The shell is fundamentally an interpreter; stuff written in shell can't possibly be as fast as the code that is interpreting it. In general, native tools are going to be more efficient. 

I mean, if you had to write code in your awk program to do the parsing and splitting that it does automatically, that would be slow, too. But you don't, because it's it's already written for you inside the awk binary, and in compiled C rather than interpreted awk. 

In college I wrote a complete email-based helpdesk/workflow system for my team of sysadmins, and I prided myself on doing so entirely in pure ksh, like the Rand MH reimplementation in the back of Korn's book. I definitely went too far in the direction of avoiding external tools, and have since corrected. 

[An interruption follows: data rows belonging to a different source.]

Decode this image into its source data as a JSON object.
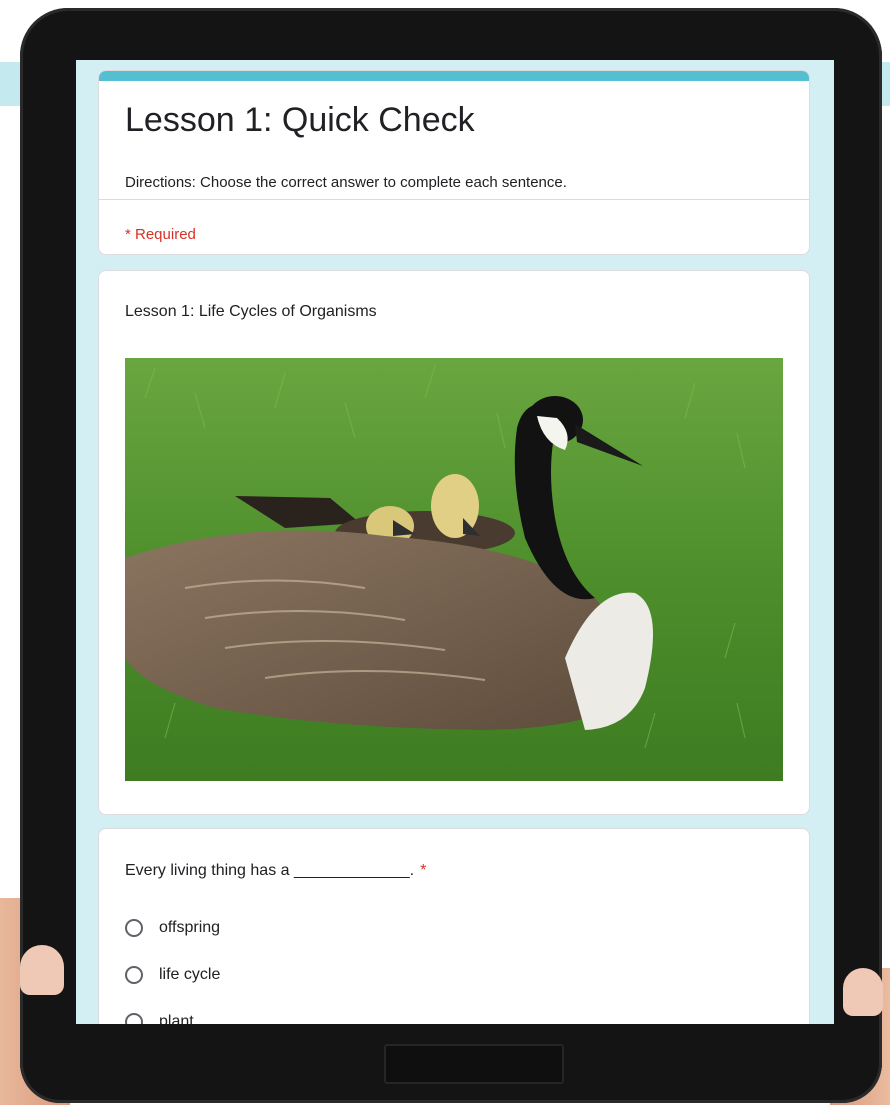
{
  "form": {
    "title": "Lesson 1: Quick Check",
    "description": "Directions: Choose the correct answer to complete each sentence.",
    "required_note": "* Required",
    "accent_color": "#55bfd2",
    "background_color": "#d4eff4"
  },
  "section": {
    "title": "Lesson 1: Life Cycles of Organisms",
    "image_subject": "Canada goose with two goslings on grass"
  },
  "question": {
    "text": "Every living thing has a _____________.",
    "required_mark": "*",
    "options": [
      {
        "label": "offspring"
      },
      {
        "label": "life cycle"
      },
      {
        "label": "plant"
      }
    ]
  }
}
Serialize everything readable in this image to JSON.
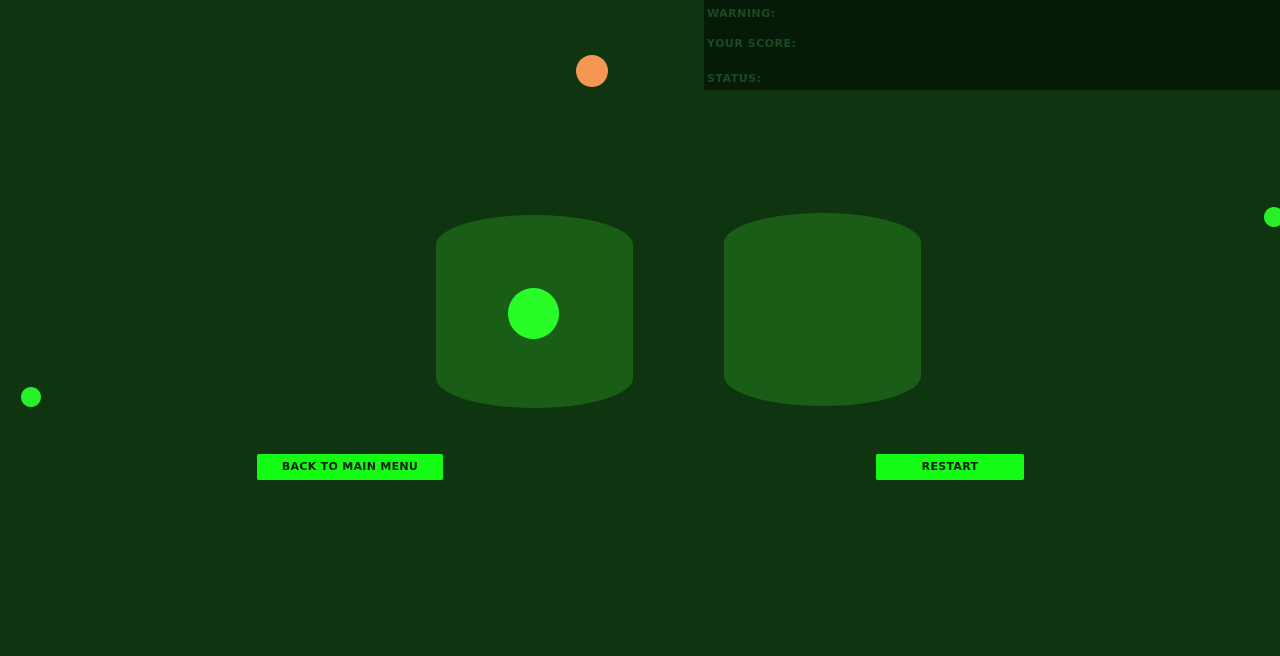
{
  "hud": {
    "warning_label": "WARNING:",
    "score_label": "YOUR SCORE:",
    "status_label": "STATUS:"
  },
  "buttons": {
    "back_to_menu": "BACK TO MAIN MENU",
    "restart": "RESTART"
  },
  "colors": {
    "background": "#0e3410",
    "hud_background": "#061a08",
    "hud_text": "#1d4a22",
    "cup": "#1a5d16",
    "ball_green": "#28fd28",
    "ball_orange": "#f59753",
    "button": "#14fc14",
    "button_text": "#062006"
  },
  "cups": [
    {
      "id": "left",
      "has_ball": true
    },
    {
      "id": "right",
      "has_ball": false
    }
  ]
}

As I see it, the shell is best utilized as commander and coordinator rather than actually doing the hands-on nitty-gritty work; that's better delegated to more efficient (and usually more specialized) tools. The shell can absolutely do it, but it won't be the best application of the available resources.

_
Mark J. Reed <markjreed@gmail.com>


On Wed, May 22, 2024 at 20:30 Ray Andrews <rayandrews@eastlink.ca> wrote:


On 2024-05-22 17:04, Lawrence Velázquez wrote:
Yes, it's quite common -- borderline universal -- to start with sed
and pick up awk later.
Good to know.  Sometimes I think I get everything wrong.
You take this way too far, in my opinion.  Compared to appropriate
external tools, zsh-heavy solutions often perform poorly and are
more difficult to understand and maintain.  (Compare your original
code to the awk solutions Mark and Roman offered.)  Most of your
code would improve if you (judiciously) used more external utilities
and less zsh.
It seems 'obvious' that internal code would be faster, but I know from Roman's various tests over the years that it ain't necessarily so.    Besides, at the concept level, shells are intended as glue between system commands and all their internal abilities are addons.  I suppose when,  as you say, one replaces a multi line internal construction with a single line construction that calls an external prog. the mere fact of many lines to interpret has a penalty right there that you'd not notice in a compiled program.